La regista turco-tedesca torna così alla docufiction e alla sua città natale, Istanbul, dopo aver diretto Black Box, che il pubblico e gli addetti ai lavori italiani ricorderanno per il passaggio nel concorso della 18esima Festa del Cinema di Roma, laddove tra l’altro si aggiudicò un riconoscimento per la miglior sceneggiatura. Lo ha fatto con un’opera girata nell’arco di sette anni che getta uno sguardo sulla vita di un uomo anziano nella vivace metropoli nella quale abita, riportando la mente a quello che è stato il suo film d’esordio, ossia Men on the Bridge. Ma stavolta ad essere ritratta non è una galleria di personaggi appartenenti a generazioni differenti, bensì una persona particolarmente vicina a lei. Quel qualcuno è il padre novantenne Faruk Özge, che diventa il protagonista del film che sua figlia ha deciso di realizzare sull’imminente demolizione del condominio a Istanbul nel quale vive da decenni. Ecco allora che la macchina da presa della cineasta pedina l’anziano mentre cerca di ritardare l’abbattimento dell’edificio, partecipando regolarmente alle riunioni di gestione dei lavori che porteranno alla riqualificazione dell’area e alla costruzione di moderni e lussuosi appartamenti.

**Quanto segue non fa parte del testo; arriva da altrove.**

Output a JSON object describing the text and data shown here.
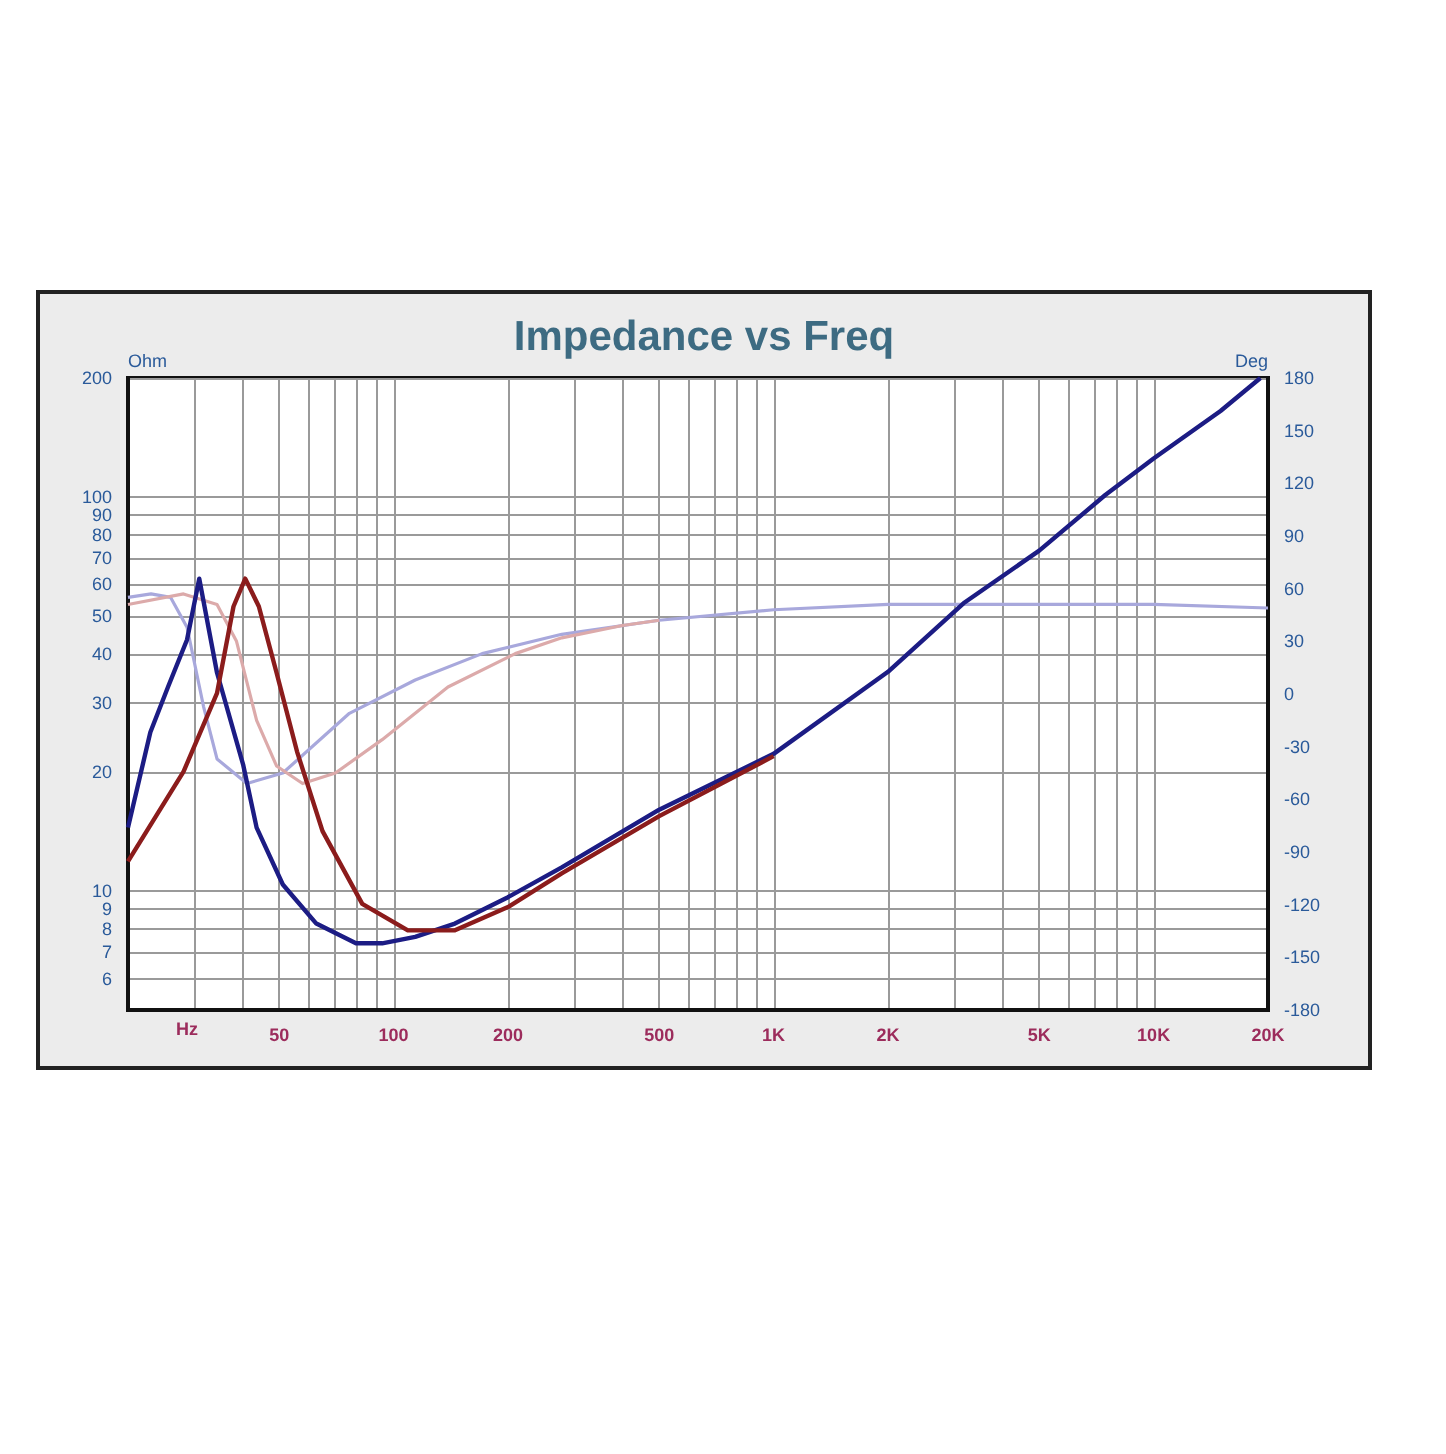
{
  "chart_data": {
    "type": "line",
    "title": "Impedance vs Freq",
    "xlabel": "Hz",
    "ylabel": "Ohm",
    "y2label": "Deg",
    "log": "xy",
    "grid": true,
    "marker": "none",
    "xlim": [
      20,
      20000
    ],
    "xticks": [
      {
        "value": 20,
        "label": null
      },
      {
        "value": 30,
        "label": null
      },
      {
        "value": 40,
        "label": null
      },
      50,
      {
        "value": 60,
        "label": null
      },
      {
        "value": 70,
        "label": null
      },
      {
        "value": 80,
        "label": null
      },
      {
        "value": 90,
        "label": null
      },
      100,
      200,
      {
        "value": 300,
        "label": null
      },
      {
        "value": 400,
        "label": null
      },
      500,
      {
        "value": 600,
        "label": null
      },
      {
        "value": 700,
        "label": null
      },
      {
        "value": 800,
        "label": null
      },
      {
        "value": 900,
        "label": null
      },
      {
        "value": 1000,
        "label": "1K"
      },
      {
        "value": 2000,
        "label": "2K"
      },
      {
        "value": 3000,
        "label": null
      },
      {
        "value": 4000,
        "label": null
      },
      {
        "value": 5000,
        "label": "5K"
      },
      {
        "value": 6000,
        "label": null
      },
      {
        "value": 7000,
        "label": null
      },
      {
        "value": 8000,
        "label": null
      },
      {
        "value": 9000,
        "label": null
      },
      {
        "value": 10000,
        "label": "10K"
      },
      {
        "value": 20000,
        "label": "20K"
      }
    ],
    "ylim": [
      5,
      200
    ],
    "yticks": [
      {
        "value": 5,
        "label": null
      },
      6,
      7,
      8,
      9,
      10,
      20,
      30,
      40,
      50,
      60,
      70,
      80,
      90,
      100,
      200
    ],
    "y2lim": [
      -180,
      180
    ],
    "y2ticks": [
      -180,
      -150,
      -120,
      -90,
      -60,
      -30,
      0,
      30,
      60,
      90,
      120,
      150,
      180
    ],
    "series": [
      {
        "color": "#1c1c84",
        "x": [
          20,
          22.9,
          25.5,
          28.6,
          30.8,
          34.3,
          40.2,
          43.6,
          51.1,
          62.6,
          79.6,
          93.3,
          114,
          145,
          200,
          277,
          500,
          1000,
          2000,
          3160,
          5000,
          7460,
          10000,
          15000,
          19100
        ],
        "values": [
          14.5,
          25.3,
          33,
          43.4,
          62,
          35.8,
          20.9,
          14.5,
          10.4,
          8.28,
          7.38,
          7.38,
          7.66,
          8.28,
          9.66,
          11.5,
          16.1,
          22.3,
          36,
          53.7,
          73,
          101,
          125,
          165,
          200
        ]
      },
      {
        "color": "#8b1c1c",
        "x": [
          20,
          28,
          34.3,
          37.9,
          40.7,
          44.2,
          49.2,
          55.7,
          65,
          82.7,
          109,
          145,
          200,
          277,
          500,
          1000
        ],
        "values": [
          11.9,
          20.1,
          31.8,
          52.7,
          62,
          52.7,
          35.8,
          22.6,
          14.2,
          9.29,
          7.96,
          7.96,
          9.12,
          11.1,
          15.5,
          22
        ]
      },
      {
        "color": "#a8a8dc",
        "axis": "y2",
        "x": [
          20,
          23,
          25.9,
          28.6,
          31.6,
          34.3,
          41.1,
          51.1,
          76.5,
          114,
          171,
          277,
          500,
          1000,
          2000,
          5000,
          10000,
          20000
        ],
        "values": [
          55,
          57,
          55,
          38,
          -7,
          -37,
          -51,
          -45,
          -11,
          8,
          23,
          34,
          42,
          48,
          51,
          51,
          51,
          49
        ]
      },
      {
        "color": "#dcaaaa",
        "axis": "y2",
        "x": [
          20,
          28,
          34.3,
          38.6,
          43.6,
          49.2,
          57.6,
          70.3,
          93.3,
          139,
          209,
          277,
          400,
          500
        ],
        "values": [
          51,
          57,
          51,
          30,
          -15,
          -41,
          -51,
          -45,
          -26,
          4,
          23,
          32,
          39,
          42
        ]
      }
    ]
  }
}
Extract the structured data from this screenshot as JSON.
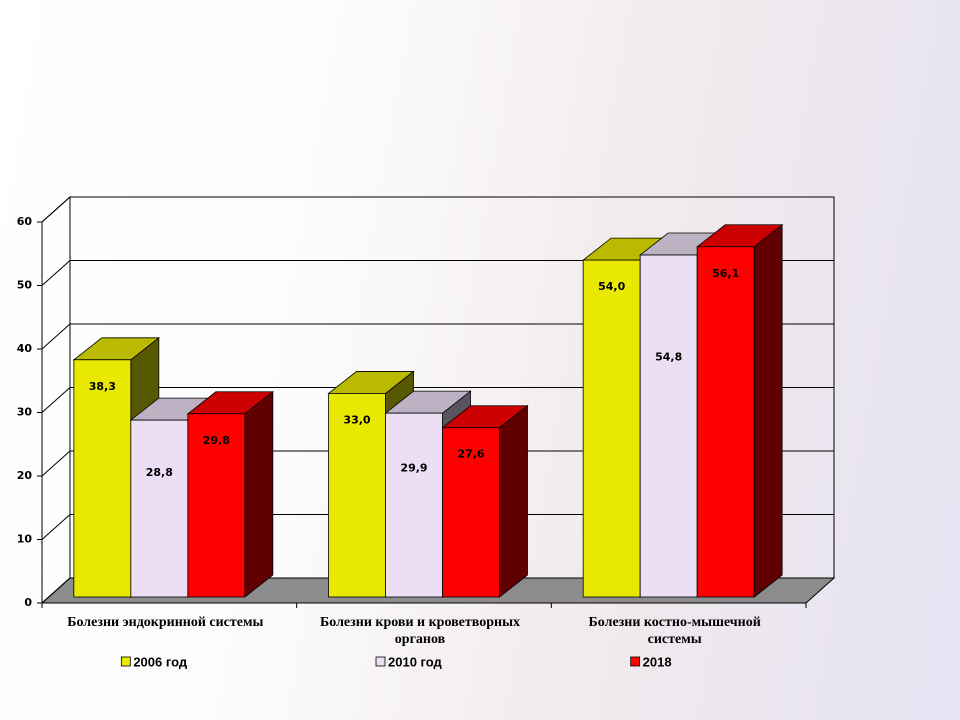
{
  "chart_data": {
    "type": "bar3d",
    "categories": [
      "Болезни эндокринной системы",
      "Болезни крови и кроветворных органов",
      "Болезни костно-мышечной системы"
    ],
    "series": [
      {
        "name": "2006 год",
        "color": "#e8e800",
        "values": [
          38.3,
          33.0,
          54.0
        ],
        "value_labels": [
          "38,3",
          "33,0",
          "54,0"
        ]
      },
      {
        "name": "2010 год",
        "color": "#ecdff5",
        "values": [
          28.8,
          29.9,
          54.8
        ],
        "value_labels": [
          "28,8",
          "29,9",
          "54,8"
        ]
      },
      {
        "name": "2018",
        "color": "#ff0000",
        "values": [
          29.8,
          27.6,
          56.1
        ],
        "value_labels": [
          "29,8",
          "27,6",
          "56,1"
        ]
      }
    ],
    "ylim": [
      0,
      60
    ],
    "yticks": [
      0,
      10,
      20,
      30,
      40,
      50,
      60
    ],
    "grid": true,
    "legend": "bottom"
  }
}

Il risultato è una storia coinvolgente, giocosa e personale, animata e spinta da una forte componente politica e sociale. Faruk è infatti un film dalla doppia anima sia sul piano contenutistico sia tecnico, che in entrambi i casi coesistono in maniera armoniosa ed equilibrata. Da una parte troviamo una narrazione e una drammaturgia che palleggiano efficacemente tra la dimensione privata e intima della sfera familiare e quella pubblica della lotta di un uomo per rivendicare ciò in cui crede e difendere qualcosa a lui cara e non solo. Ecco materializzarsi davanti agli occhi dello spettatore di turno sia un dialogo aperto tra una figlia e un padre che ne esplora i complessi e delicati meccanismi, sia un tentativo di affrontare il tema e le implicazioni della gentrificazione, con il conseguente processo di imborghesimento di aree urbane come quella in cui ha trascorso parte della sua esistenza il protagonista. Queste due sfere entrano in stretta correlazione, intersecandosi e contaminandosi a vicenda grazie all’approccio e ai linguaggi scelti dall’autrice per portare sullo schermo i suddetti contenuti. Il tutto viene racchiuso in un progetto audiovisivo che cambia pelle e si trasforma strada facendo. Ed è questa mutazione genetica a rendere l’operazione interessante e la fruizione stimolante. L’inizio in modalità meta-cinematografica impostato come se fosse il making of di un film, con riprese che rompendo continuamente la quarta parete sembrano tratte da un backstage, lascia poi spazio a un modus operandi che si base sul confondere intenzionalmente i confini tra realtà e finzione. Questi il più delle volte si azzerano, rendendo la linea di demarcazione praticamente invisibile. È qui che la commistione tra documentario e fiction apporta una particolare forza al procedimento, con Faruk che assume la sua forma definita e definitiva.